I always think the summer season is hard to decipher in New Orleans. Used to be that once JazzFest was over, people began to shut up their apartments and stores and head to other cooler places for a month or two, coming and going throughout August. With the arrival of the casino downtown, that changed. Or maybe it changed with the addition of thousands of hotel rooms downtown through the 1980s and 1990s or maybe it just changed. In any case, visitors come year round now and festivals like Tales of the Cocktail and Essence are big draws in July and there are things in August too that I cannot remember at this moment, but I know I am always surprised when they come-oh yes, just remembered one: Satchmo Summerfest.
Maybe summer is really here when the figs ripen and drop and draw flies and make walking in alleys a distinctly squishy experience, except that fig trees are largely gone from the Quarter, courtesy of part-time residents and non-Sicilians who tore them out at the beginning of their renovations.
Or maybe it’s when the children finish their school year at McDonogh 15 and St. Louis Cathedral School, except that Cathedral is no more; soon to be condos I am sure.
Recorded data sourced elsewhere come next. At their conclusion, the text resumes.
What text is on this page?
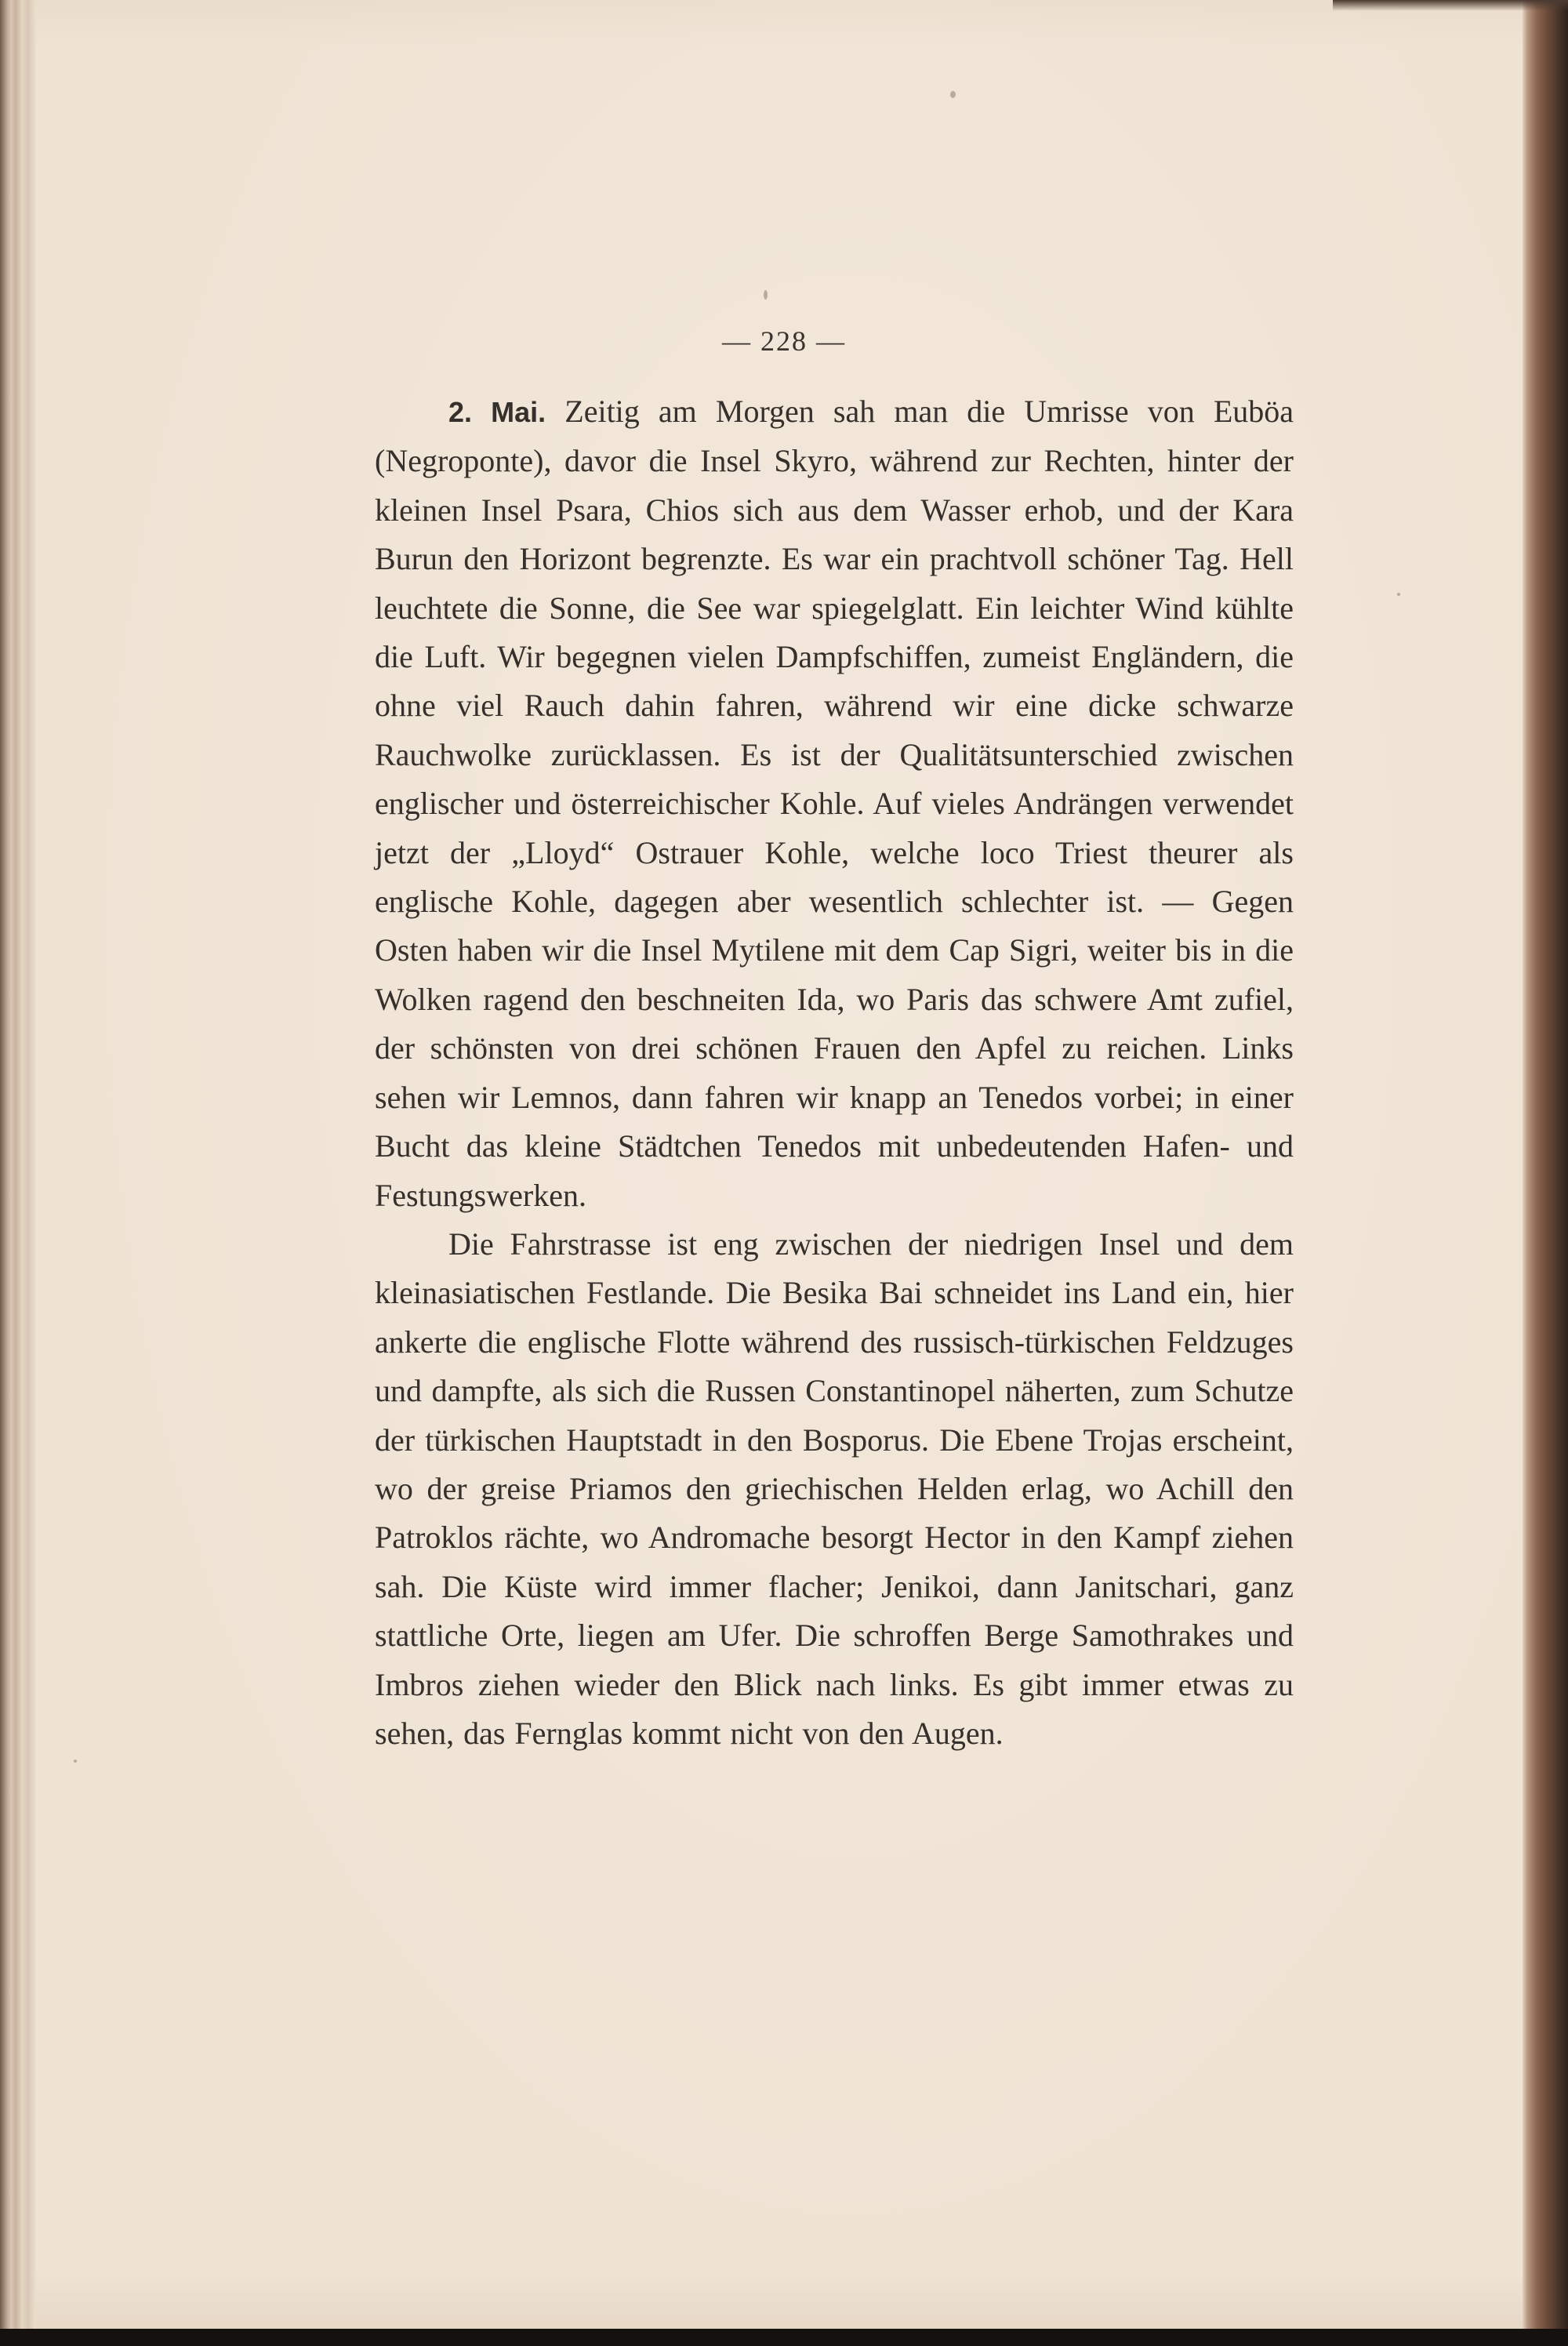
— 228 —

2. Mai. Zeitig am Morgen sah man die Umrisse von Euböa (Negroponte), davor die Insel Skyro, während zur Rechten, hinter der kleinen Insel Psara, Chios sich aus dem Wasser erhob, und der Kara Burun den Horizont begrenzte. Es war ein prachtvoll schöner Tag. Hell leuchtete die Sonne, die See war spiegelglatt. Ein leichter Wind kühlte die Luft. Wir begegnen vielen Dampfschiffen, zumeist Engländern, die ohne viel Rauch dahin fahren, während wir eine dicke schwarze Rauchwolke zurücklassen. Es ist der Qualitätsunterschied zwischen englischer und österreichischer Kohle. Auf vieles Andrängen verwendet jetzt der „Lloyd“ Ostrauer Kohle, welche loco Triest theurer als englische Kohle, dagegen aber wesentlich schlechter ist. — Gegen Osten haben wir die Insel Mytilene mit dem Cap Sigri, weiter bis in die Wolken ragend den beschneiten Ida, wo Paris das schwere Amt zufiel, der schönsten von drei schönen Frauen den Apfel zu reichen. Links sehen wir Lemnos, dann fahren wir knapp an Tenedos vorbei; in einer Bucht das kleine Städtchen Tenedos mit unbedeutenden Hafen- und Festungswerken.

Die Fahrstrasse ist eng zwischen der niedrigen Insel und dem kleinasiatischen Festlande. Die Besika Bai schneidet ins Land ein, hier ankerte die englische Flotte während des russisch-türkischen Feldzuges und dampfte, als sich die Russen Constantinopel näherten, zum Schutze der türkischen Hauptstadt in den Bosporus. Die Ebene Trojas erscheint, wo der greise Priamos den griechischen Helden erlag, wo Achill den Patroklos rächte, wo Andromache besorgt Hector in den Kampf ziehen sah. Die Küste wird immer flacher; Jenikoi, dann Janitschari, ganz stattliche Orte, liegen am Ufer. Die schroffen Berge Samothrakes und Imbros ziehen wieder den Blick nach links. Es gibt immer etwas zu sehen, das Fernglas kommt nicht von den Augen.
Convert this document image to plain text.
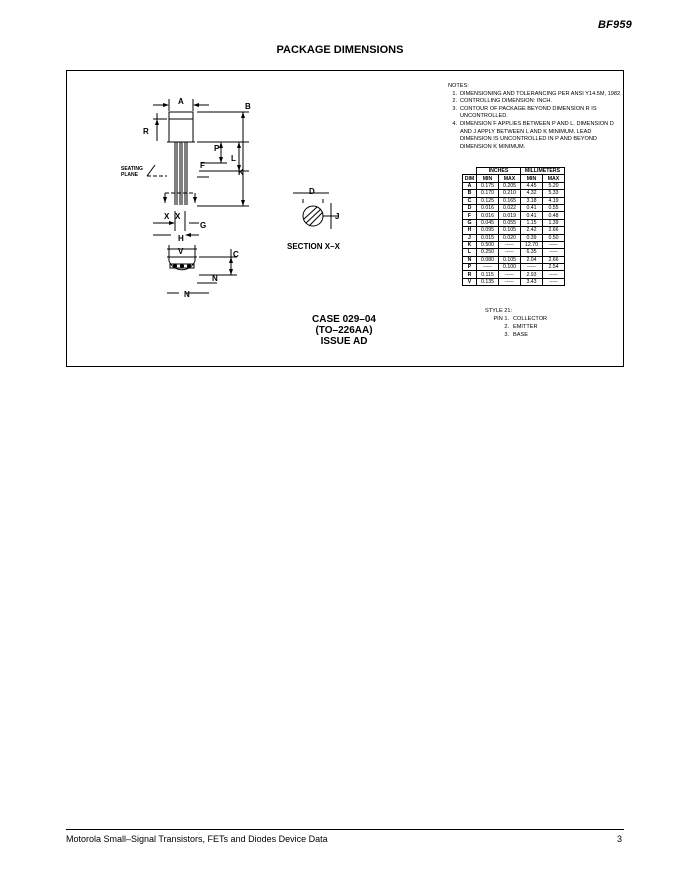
BF959
PACKAGE DIMENSIONS
A
B
R
P
L
F
K
X X
G
H
V	C
N
N
D
J
SEATING
PLANE
SECTION X–X
NOTES:
1. DIMENSIONING AND TOLERANCING PER ANSI Y14.5M, 1982.
2. CONTROLLING DIMENSION: INCH.
3. CONTOUR OF PACKAGE BEYOND DIMENSION R IS UNCONTROLLED.
4. DIMENSION F APPLIES BETWEEN P AND L. DIMENSION D AND J APPLY BETWEEN L AND K MINIMUM. LEAD DIMENSION IS UNCONTROLLED IN P AND BEYOND DIMENSION K MINIMUM.
	INCHES		MILLIMETERS	
DIM	MIN	MAX	MIN	MAX
A	0.175	0.205	4.45	5.20
B	0.170	0.210	4.32	5.33
C	0.125	0.165	3.18	4.19
D	0.016	0.022	0.41	0.55
F	0.016	0.019	0.41	0.48
G	0.045	0.055	1.15	1.39
H	0.095	0.105	2.42	2.66
J	0.015	0.020	0.39	0.50
K	0.500	-----	12.70	-----
L	0.250	-----	6.35	-----
N	0.080	0.105	2.04	2.66
P	-----	0.100	-----	2.54
R	0.115	-----	2.93	-----
V	0.135	-----	3.43	-----
STYLE 21:
PIN 1. COLLECTOR
2. EMITTER
3. BASE
CASE 029–04
(TO–226AA)
ISSUE AD
Motorola Small–Signal Transistors, FETs and Diodes Device Data	3
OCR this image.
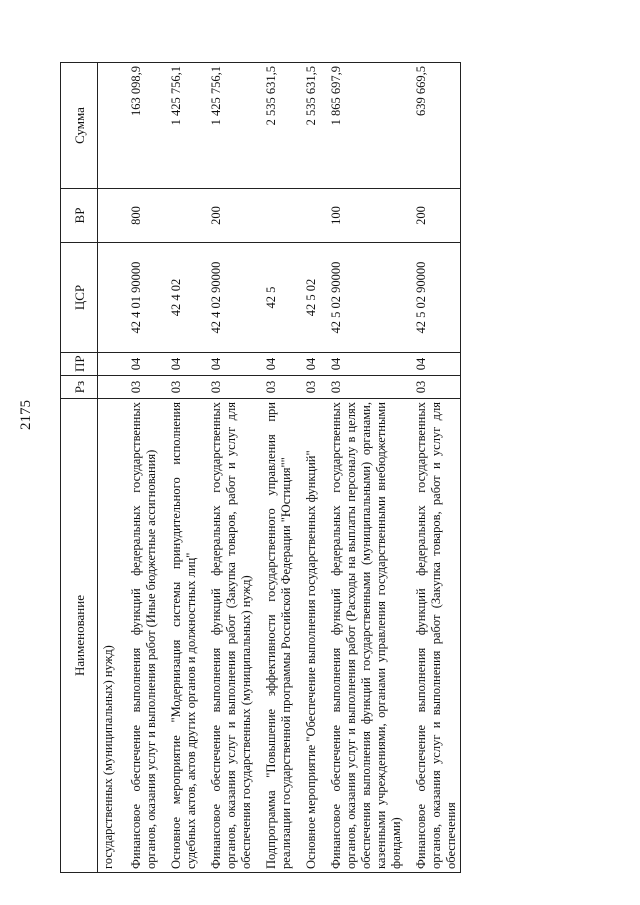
2175
Наименование	Рз	ПР	ЦСР	ВР	Сумма
государственных (муниципальных) нужд)					
Финансовое обеспечение выполнения функций федеральных государственных органов, оказания услуг и выполнения работ (Иные бюджетные ассигнования)	03	04	42 4 01 90000	800	163 098,9
Основное мероприятие "Модернизация системы принудительного исполнения судебных актов, актов других органов и должностных лиц"	03	04	42 4 02		1 425 756,1
Финансовое обеспечение выполнения функций федеральных государственных органов, оказания услуг и выполнения работ (Закупка товаров, работ и услуг для обеспечения государственных (муниципальных) нужд)	03	04	42 4 02 90000	200	1 425 756,1
Подпрограмма "Повышение эффективности государственного управления при реализации государственной программы Российской Федерации "Юстиция""	03	04	42 5		2 535 631,5
Основное мероприятие "Обеспечение выполнения государственных функций"	03	04	42 5 02		2 535 631,5
Финансовое обеспечение выполнения функций федеральных государственных органов, оказания услуг и выполнения работ (Расходы на выплаты персоналу в целях обеспечения выполнения функций государственными (муниципальными) органами, казенными учреждениями, органами управления государственными внебюджетными фондами)	03	04	42 5 02 90000	100	1 865 697,9
Финансовое обеспечение выполнения функций федеральных государственных органов, оказания услуг и выполнения работ (Закупка товаров, работ и услуг для обеспечения	03	04	42 5 02 90000	200	639 669,5
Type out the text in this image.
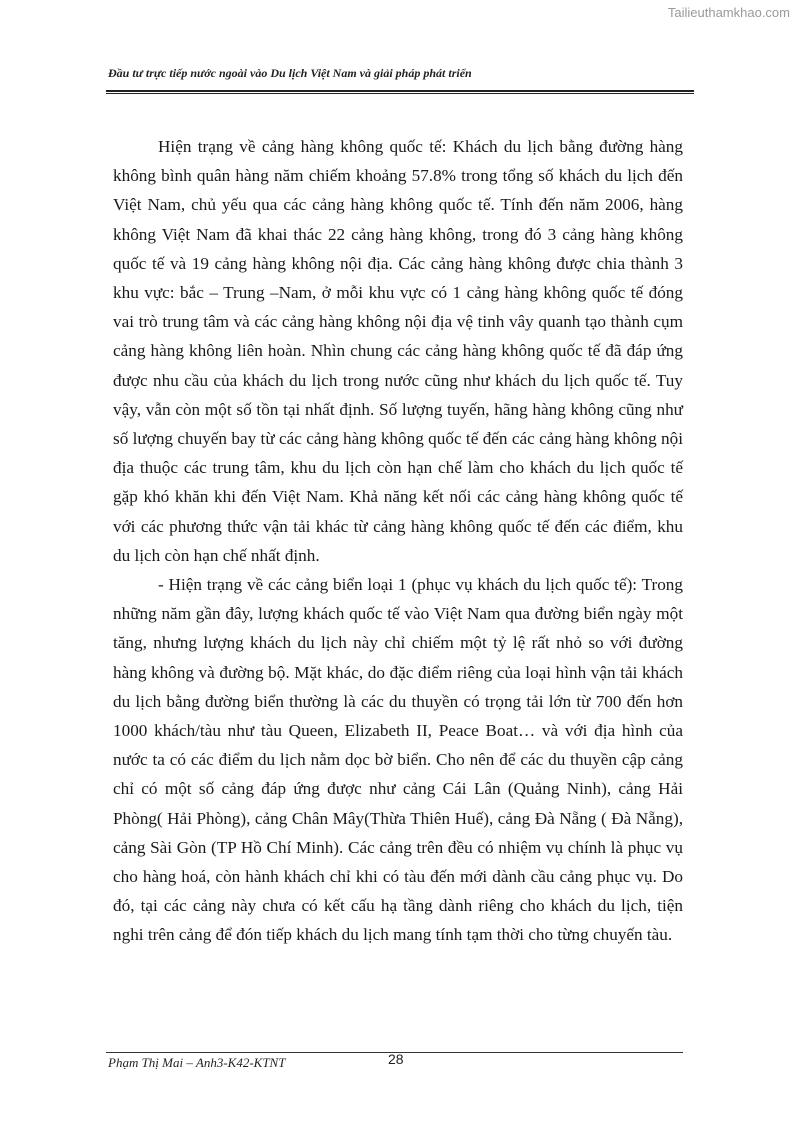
Tailieuthamkhao.com
Đầu tư trực tiếp nước ngoài vào Du lịch Việt Nam và giải pháp phát triển

Hiện trạng về cảng hàng không quốc tế: Khách du lịch bằng đường hàng không bình quân hàng năm chiếm khoảng 57.8% trong tổng số khách du lịch đến Việt Nam, chủ yếu qua các cảng hàng không quốc tế. Tính đến năm 2006, hàng không Việt Nam đã khai thác 22 cảng hàng không, trong đó 3 cảng hàng không quốc tế và 19 cảng hàng không nội địa. Các cảng hàng không được chia thành 3 khu vực: bắc – Trung –Nam, ở mỗi khu vực có 1 cảng hàng không quốc tế đóng vai trò trung tâm và các cảng hàng không nội địa vệ tinh vây quanh tạo thành cụm cảng hàng không liên hoàn. Nhìn chung các cảng hàng không quốc tế đã đáp ứng được nhu cầu của khách du lịch trong nước cũng như khách du lịch quốc tế. Tuy vậy, vẫn còn một số tồn tại nhất định. Số lượng tuyến, hãng hàng không cũng như số lượng chuyến bay từ các cảng hàng không quốc tế đến các cảng hàng không nội địa thuộc các trung tâm, khu du lịch còn hạn chế làm cho khách du lịch quốc tế gặp khó khăn khi đến Việt Nam. Khả năng kết nối các cảng hàng không quốc tế với các phương thức vận tải khác từ cảng hàng không quốc tế đến các điểm, khu du lịch còn hạn chế nhất định.

- Hiện trạng về các cảng biển loại 1 (phục vụ khách du lịch quốc tế): Trong những năm gần đây, lượng khách quốc tế vào Việt Nam qua đường biển ngày một tăng, nhưng lượng khách du lịch này chỉ chiếm một tỷ lệ rất nhỏ so với đường hàng không và đường bộ. Mặt khác, do đặc điểm riêng của loại hình vận tải khách du lịch bằng đường biển thường là các du thuyền có trọng tải lớn từ 700 đến hơn 1000 khách/tàu như tàu Queen, Elizabeth II, Peace Boat… và với địa hình của nước ta có các điểm du lịch nằm dọc bờ biển. Cho nên để các du thuyền cập cảng chỉ có một số cảng đáp ứng được như cảng Cái Lân (Quảng Ninh), cảng Hải Phòng( Hải Phòng), cảng Chân Mây(Thừa Thiên Huế), cảng Đà Nẵng ( Đà Nẵng), cảng Sài Gòn (TP Hồ Chí Minh). Các cảng trên đều có nhiệm vụ chính là phục vụ cho hàng hoá, còn hành khách chỉ khi có tàu đến mới dành cầu cảng phục vụ. Do đó, tại các cảng này chưa có kết cấu hạ tầng dành riêng cho khách du lịch, tiện nghi trên cảng để đón tiếp khách du lịch mang tính tạm thời cho từng chuyến tàu.

Phạm Thị Mai – Anh3-K42-KTNT	28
Probably many locals would identify the start of summer with the official beginning of hurricane season, which is today, June 1. That’s as good of a choice as any, since summer is a largely hostile time here, unlike the land of my childhood, the shores of Lake Erie. There it is a glorious and kind season with lightning bugs in jars, sailboats always on the water and cool walks in the dark before bedtime.
Tonight in my adopted hometown, I went for a bike ride around the neighborhood with my hard cider in a koozie cup as I do many evenings before heading in for the night. The Quarter seemed different, slower and more neighborly than I have seen in many recent evenings. Lots of people on stoops with the front door open, dogs pausing on their walks with their people attached (when did huge dogs become a thing in the Quarter? and why usually 2 of them?) The Square is quieter, but will have more overnighters than the spring does. Lack of air conditioning at home will drive many to catch any night breeze they can out there and hopefully pick up a buck or two or make some friends.
The chalkboards in front of restaurants and bars praise their fruity drinks and their cold air conditioning and hope for a few big groups to come in and spend and tip well.
Seeing the row of smokers in chairs in front of Cosimo’s Dauphine Street windows was lovely even though I know they don’t think so, in these new days of no smoking inside. Of course, sitting out there may also just be a leftover experience from their crawfish boil season. In any case, a great bar with the best well drink in the Quarter in my estimation.
The tourists in town this Monday are quiet and mellow. Few whoohooers or Hand Grenaders seen (or heard). These kind of folks are always welcome as they proudly take a photo near architectural details rather than of the silver guy or the drunk passed out woman.
On Royal, I counted 4 tours and 2 more on Saint Ann this evening. I remember once a friend of mine hissed at me as we passed a ghost tour, “You know they make it all up” and I laughed out loud and said, “really? you mean they don’t just stick to the truth about our ghosts?”
Let’s hope the entire summer is as quiet and as sublime as this first June early evening was.